(Por ocasião da publicação de uma entrevista rápida que dei a um jornal desportivo, entrevista esta em que o tom era de brincadeira e de trocadilhos, fui novamente objecto de um chorrilho de disparates, vindos de alegados membros do mesmo clube que eu. Uns dias antes o alvo foi o Presidente da Comissão que integrei, igualmente por causa de uma opinião, com a qual, aliás, não concordo. As pessoas desaprenderam de esgrimir argumentos e limitam-se a chamar nomes e a apregoar mentiras. Se as redes sociais se tornaram um esgoto a céu aberto, onde, a coberto da liberdade de expressão, as pessoas acham que podem ofender os outros, o que é certo é que há quem não se deixe intimidar e olhe com uma certa complacência para os mortais que, à laia de outros argumentos, se assemelham a personagens que estariam bem no Portugal dos Pequenitos ou lá como se chama aquela ode ao Antigo Regime. A paciência, contudo, um dia esgota-se.)

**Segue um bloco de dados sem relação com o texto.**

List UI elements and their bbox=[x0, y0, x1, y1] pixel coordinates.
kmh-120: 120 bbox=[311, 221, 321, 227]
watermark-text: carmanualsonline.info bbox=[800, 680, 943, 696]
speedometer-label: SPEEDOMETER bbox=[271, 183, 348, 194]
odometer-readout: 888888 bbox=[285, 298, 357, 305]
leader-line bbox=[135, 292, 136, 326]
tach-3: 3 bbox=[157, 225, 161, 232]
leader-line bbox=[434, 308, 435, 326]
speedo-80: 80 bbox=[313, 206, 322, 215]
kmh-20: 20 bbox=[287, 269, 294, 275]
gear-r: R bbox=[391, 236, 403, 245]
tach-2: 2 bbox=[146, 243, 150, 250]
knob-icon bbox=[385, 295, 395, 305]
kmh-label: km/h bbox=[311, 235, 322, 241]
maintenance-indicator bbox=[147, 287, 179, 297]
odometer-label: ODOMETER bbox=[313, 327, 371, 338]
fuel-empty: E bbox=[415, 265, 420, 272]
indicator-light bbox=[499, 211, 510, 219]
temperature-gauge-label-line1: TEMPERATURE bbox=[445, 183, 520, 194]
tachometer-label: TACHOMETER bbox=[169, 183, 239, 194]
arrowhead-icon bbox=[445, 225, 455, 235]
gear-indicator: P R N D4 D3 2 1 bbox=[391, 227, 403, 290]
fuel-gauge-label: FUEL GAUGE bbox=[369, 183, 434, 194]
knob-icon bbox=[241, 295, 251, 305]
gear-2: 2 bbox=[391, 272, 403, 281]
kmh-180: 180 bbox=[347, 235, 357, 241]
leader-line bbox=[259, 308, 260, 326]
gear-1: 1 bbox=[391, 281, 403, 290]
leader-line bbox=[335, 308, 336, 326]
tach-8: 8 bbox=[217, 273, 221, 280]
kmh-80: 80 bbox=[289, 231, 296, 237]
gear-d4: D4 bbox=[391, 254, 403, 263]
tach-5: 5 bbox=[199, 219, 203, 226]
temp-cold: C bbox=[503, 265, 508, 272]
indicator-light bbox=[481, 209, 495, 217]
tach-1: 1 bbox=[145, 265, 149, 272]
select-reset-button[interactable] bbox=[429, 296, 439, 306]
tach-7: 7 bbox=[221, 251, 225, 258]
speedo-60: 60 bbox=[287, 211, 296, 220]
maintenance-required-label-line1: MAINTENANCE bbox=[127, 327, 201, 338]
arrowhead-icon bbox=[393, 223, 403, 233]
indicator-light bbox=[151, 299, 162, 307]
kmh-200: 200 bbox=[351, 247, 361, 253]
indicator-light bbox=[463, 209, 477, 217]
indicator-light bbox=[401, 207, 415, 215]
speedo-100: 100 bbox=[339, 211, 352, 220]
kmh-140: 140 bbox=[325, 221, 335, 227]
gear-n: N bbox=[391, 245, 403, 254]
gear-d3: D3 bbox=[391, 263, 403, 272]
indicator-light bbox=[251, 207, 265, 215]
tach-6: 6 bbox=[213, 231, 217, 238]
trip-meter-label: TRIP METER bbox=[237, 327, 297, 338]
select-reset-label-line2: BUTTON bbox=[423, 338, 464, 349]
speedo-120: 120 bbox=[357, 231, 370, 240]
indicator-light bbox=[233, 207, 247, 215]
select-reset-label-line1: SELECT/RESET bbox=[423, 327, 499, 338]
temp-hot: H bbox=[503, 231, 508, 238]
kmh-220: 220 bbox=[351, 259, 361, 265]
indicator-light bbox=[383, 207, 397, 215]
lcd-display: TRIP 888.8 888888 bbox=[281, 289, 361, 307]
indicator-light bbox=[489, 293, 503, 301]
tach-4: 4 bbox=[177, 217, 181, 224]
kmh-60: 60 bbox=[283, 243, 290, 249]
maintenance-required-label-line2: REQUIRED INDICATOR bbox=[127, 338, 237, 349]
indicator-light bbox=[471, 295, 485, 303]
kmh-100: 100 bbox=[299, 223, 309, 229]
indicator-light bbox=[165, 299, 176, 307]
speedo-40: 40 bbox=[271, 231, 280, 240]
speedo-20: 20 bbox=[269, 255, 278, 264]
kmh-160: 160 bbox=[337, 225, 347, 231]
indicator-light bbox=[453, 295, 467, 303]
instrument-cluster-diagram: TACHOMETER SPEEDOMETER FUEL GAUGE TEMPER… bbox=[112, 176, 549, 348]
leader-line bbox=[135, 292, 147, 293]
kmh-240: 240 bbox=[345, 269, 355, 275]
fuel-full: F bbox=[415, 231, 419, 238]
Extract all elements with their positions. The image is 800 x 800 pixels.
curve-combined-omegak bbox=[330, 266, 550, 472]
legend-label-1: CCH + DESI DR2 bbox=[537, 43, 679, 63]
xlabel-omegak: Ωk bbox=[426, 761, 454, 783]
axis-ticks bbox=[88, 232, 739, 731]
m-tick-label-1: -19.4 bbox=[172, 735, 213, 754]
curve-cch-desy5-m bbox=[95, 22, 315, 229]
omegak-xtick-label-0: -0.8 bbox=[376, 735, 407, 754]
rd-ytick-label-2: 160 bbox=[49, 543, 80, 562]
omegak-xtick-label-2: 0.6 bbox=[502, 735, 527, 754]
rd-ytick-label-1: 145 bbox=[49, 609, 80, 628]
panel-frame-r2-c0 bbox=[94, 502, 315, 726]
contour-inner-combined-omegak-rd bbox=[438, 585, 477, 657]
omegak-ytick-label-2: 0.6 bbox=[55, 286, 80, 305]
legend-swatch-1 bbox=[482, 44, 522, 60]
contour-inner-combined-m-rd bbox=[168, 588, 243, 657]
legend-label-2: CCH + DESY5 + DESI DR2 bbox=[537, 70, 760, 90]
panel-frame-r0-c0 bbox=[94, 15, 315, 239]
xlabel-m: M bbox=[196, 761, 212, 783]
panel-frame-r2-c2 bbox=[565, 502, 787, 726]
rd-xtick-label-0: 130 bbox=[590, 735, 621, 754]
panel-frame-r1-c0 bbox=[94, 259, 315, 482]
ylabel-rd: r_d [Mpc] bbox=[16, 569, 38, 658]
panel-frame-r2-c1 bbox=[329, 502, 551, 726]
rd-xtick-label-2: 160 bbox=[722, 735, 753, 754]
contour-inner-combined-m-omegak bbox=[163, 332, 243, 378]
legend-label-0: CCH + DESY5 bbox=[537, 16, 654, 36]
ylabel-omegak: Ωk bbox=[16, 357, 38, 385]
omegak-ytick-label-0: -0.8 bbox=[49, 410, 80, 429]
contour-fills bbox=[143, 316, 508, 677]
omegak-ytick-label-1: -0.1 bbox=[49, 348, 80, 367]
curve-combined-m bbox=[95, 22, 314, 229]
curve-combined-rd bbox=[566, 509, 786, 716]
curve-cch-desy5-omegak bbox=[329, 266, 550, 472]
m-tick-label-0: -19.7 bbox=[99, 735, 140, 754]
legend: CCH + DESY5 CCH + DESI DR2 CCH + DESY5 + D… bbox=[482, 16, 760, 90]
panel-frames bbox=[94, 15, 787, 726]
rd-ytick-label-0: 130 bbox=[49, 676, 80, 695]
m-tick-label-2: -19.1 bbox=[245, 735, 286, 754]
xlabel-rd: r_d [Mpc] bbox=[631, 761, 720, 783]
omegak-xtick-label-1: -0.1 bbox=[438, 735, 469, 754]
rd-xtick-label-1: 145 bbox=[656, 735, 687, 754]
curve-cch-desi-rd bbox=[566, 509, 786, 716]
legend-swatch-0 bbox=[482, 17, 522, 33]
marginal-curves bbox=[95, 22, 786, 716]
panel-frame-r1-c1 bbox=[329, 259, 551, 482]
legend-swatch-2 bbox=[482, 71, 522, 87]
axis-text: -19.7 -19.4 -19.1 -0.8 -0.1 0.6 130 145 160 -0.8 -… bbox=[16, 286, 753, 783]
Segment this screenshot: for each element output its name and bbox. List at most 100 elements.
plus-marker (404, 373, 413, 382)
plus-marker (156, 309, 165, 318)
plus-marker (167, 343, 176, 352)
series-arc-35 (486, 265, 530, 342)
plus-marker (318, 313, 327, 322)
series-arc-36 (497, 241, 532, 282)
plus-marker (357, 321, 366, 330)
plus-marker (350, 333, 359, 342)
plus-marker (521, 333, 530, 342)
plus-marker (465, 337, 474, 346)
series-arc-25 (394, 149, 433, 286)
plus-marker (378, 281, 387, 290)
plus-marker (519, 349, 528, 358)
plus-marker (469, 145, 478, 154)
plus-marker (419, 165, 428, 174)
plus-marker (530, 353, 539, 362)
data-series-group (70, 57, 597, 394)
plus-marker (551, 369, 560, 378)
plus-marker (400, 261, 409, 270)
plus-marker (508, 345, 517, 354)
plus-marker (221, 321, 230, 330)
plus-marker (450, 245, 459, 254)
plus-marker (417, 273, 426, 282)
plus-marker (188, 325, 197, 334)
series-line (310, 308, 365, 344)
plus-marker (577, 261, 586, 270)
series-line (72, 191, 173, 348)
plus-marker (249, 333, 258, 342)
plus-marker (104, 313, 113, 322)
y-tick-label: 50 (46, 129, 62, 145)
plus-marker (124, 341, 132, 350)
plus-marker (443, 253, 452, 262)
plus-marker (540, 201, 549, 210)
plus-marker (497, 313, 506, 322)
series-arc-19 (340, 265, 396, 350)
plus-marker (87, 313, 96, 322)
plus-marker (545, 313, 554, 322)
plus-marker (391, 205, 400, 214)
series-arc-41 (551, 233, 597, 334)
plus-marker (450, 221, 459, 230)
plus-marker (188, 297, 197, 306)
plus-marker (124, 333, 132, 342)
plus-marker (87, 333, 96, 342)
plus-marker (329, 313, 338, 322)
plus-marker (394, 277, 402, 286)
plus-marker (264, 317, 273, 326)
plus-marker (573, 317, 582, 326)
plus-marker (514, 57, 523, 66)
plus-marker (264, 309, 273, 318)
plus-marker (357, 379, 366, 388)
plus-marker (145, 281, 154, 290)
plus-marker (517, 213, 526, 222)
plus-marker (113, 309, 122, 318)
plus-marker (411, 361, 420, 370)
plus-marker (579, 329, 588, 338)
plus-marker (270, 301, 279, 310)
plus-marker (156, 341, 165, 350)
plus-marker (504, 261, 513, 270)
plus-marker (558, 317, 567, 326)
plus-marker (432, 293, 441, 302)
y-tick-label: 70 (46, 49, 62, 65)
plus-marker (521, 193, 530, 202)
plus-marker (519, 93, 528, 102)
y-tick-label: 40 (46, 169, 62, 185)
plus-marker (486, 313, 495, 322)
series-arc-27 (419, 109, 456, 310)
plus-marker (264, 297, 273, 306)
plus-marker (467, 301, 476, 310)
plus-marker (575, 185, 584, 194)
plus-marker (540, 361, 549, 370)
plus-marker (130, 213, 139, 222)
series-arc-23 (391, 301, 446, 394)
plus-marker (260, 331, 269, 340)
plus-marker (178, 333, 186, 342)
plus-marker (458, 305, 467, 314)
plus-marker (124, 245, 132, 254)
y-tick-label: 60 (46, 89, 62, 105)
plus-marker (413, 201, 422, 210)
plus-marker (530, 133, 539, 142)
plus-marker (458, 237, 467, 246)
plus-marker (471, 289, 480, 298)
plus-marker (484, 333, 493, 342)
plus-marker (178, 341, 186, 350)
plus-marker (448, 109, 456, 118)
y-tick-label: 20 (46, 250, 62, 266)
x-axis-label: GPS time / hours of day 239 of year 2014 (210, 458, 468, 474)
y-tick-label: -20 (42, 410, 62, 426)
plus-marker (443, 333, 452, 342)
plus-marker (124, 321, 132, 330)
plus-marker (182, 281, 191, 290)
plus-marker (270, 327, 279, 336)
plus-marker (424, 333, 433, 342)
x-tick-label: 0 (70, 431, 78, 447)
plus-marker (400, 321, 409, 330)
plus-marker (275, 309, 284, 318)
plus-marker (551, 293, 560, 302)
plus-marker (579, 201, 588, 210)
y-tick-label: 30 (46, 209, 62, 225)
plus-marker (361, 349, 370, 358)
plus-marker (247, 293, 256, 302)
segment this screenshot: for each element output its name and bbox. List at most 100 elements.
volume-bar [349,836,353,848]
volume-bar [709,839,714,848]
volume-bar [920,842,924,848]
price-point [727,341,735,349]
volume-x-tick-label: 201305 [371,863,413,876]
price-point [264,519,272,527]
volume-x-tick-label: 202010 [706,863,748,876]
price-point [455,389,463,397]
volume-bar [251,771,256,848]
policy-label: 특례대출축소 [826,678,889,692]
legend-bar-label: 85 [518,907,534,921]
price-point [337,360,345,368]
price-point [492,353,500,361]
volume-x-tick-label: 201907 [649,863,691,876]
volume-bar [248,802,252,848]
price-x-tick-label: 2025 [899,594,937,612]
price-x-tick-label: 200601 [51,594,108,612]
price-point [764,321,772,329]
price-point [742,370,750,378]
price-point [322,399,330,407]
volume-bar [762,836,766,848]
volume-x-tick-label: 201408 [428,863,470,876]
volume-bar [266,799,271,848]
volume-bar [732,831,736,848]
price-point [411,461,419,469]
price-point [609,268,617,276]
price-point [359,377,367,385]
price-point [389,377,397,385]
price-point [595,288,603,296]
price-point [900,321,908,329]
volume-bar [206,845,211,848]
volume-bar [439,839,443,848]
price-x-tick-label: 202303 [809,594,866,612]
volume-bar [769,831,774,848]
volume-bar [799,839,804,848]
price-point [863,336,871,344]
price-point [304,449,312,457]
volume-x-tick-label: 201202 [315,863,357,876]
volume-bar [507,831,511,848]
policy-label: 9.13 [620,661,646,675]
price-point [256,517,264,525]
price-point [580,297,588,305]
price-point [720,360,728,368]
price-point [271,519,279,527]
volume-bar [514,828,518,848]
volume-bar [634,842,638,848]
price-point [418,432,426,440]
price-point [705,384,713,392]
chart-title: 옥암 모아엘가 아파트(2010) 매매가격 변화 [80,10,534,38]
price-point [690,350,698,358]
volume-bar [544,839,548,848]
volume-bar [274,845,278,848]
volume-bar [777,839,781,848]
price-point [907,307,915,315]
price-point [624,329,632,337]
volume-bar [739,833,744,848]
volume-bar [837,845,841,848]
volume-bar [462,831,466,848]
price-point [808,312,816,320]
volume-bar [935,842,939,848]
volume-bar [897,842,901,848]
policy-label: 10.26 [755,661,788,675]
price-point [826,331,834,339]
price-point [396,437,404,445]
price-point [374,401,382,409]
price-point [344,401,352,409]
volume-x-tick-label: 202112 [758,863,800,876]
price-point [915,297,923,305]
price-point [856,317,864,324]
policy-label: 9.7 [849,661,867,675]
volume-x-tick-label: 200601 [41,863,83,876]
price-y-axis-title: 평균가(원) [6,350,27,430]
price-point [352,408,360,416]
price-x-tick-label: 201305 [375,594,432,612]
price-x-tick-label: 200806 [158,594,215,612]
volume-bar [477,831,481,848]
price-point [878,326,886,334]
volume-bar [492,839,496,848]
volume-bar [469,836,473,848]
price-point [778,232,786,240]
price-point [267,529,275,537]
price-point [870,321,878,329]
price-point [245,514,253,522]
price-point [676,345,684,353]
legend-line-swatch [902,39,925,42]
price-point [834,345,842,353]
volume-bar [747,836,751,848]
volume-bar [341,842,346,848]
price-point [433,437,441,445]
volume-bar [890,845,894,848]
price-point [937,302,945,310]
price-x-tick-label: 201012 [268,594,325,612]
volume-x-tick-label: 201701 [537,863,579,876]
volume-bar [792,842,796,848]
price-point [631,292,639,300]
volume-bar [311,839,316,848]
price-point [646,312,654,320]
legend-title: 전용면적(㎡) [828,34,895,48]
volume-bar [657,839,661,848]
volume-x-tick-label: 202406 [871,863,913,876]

Na apresentação de um livro do meu pai, António Pedro Vasconcelos proferiu diversas frases que, pelo seu acerto, assumem contornos de intemporalidade. Permito-me destacar uma delas: passamos a vida a falar de corruptos e nunca ouvimos falar dos corruptores.
O nosso país tem várias particularidades e uma delas é existirem corrompidos sem corruptores, sendo que os exemplos abrangem todos os sectores de actividade, começando na política e acabando no futebol.
Na exacta manhã do dia em que escrevo estas linhas acordei com a notícia das buscas tanto no MAI quanto na Protecção Civil e dei por mim a pensar que, de facto, o realizador tem toda a razão. Se a justiça funcionar, e tantas vezes não funciona, no caso daquelas golas ridículas que não serviram para nada (isto é, nem para a própria “sensibilização” com que se justificou aquele absurdo ajuste directo) teremos uma condenação qualquer, preferencialmente de pena suspensa, de uns anónimos funcionários. O cérebro escapará, como sempre tem sucedido, sendo que as diligências em curso obviamente não levarão a grandes conclusões. Para mostrar serviço bastará uma acusação, ainda que eivada de erros que não resistirão ao primeiro embate.
Não sei se algum dia alguém fez as contas aos milhões que se perderam em actos de corrupção e desconheço se existe interesse público em tal. Sei, apenas, que, entre nós, a complacência que tento dirigir aos que me tentam insultar é a mesma com que estas pessoas, corrompidos e essencialmente corruptores, são tratados. Se os primeiros têm, muitas vezes, comportamentos feios e, direi mesmo, porcos (no sentido ordinário do termo), os maus são os que desviam milhões do erário público para as suas contas. Não tenho dúvidas sobre quais são os mais nefastos mas também não me deixo enganar pela (só) aparente energia de uma justiça que raramente sabe ser forte com os mais poderosos.
A autora escreve de acordo com a antiga ortografia.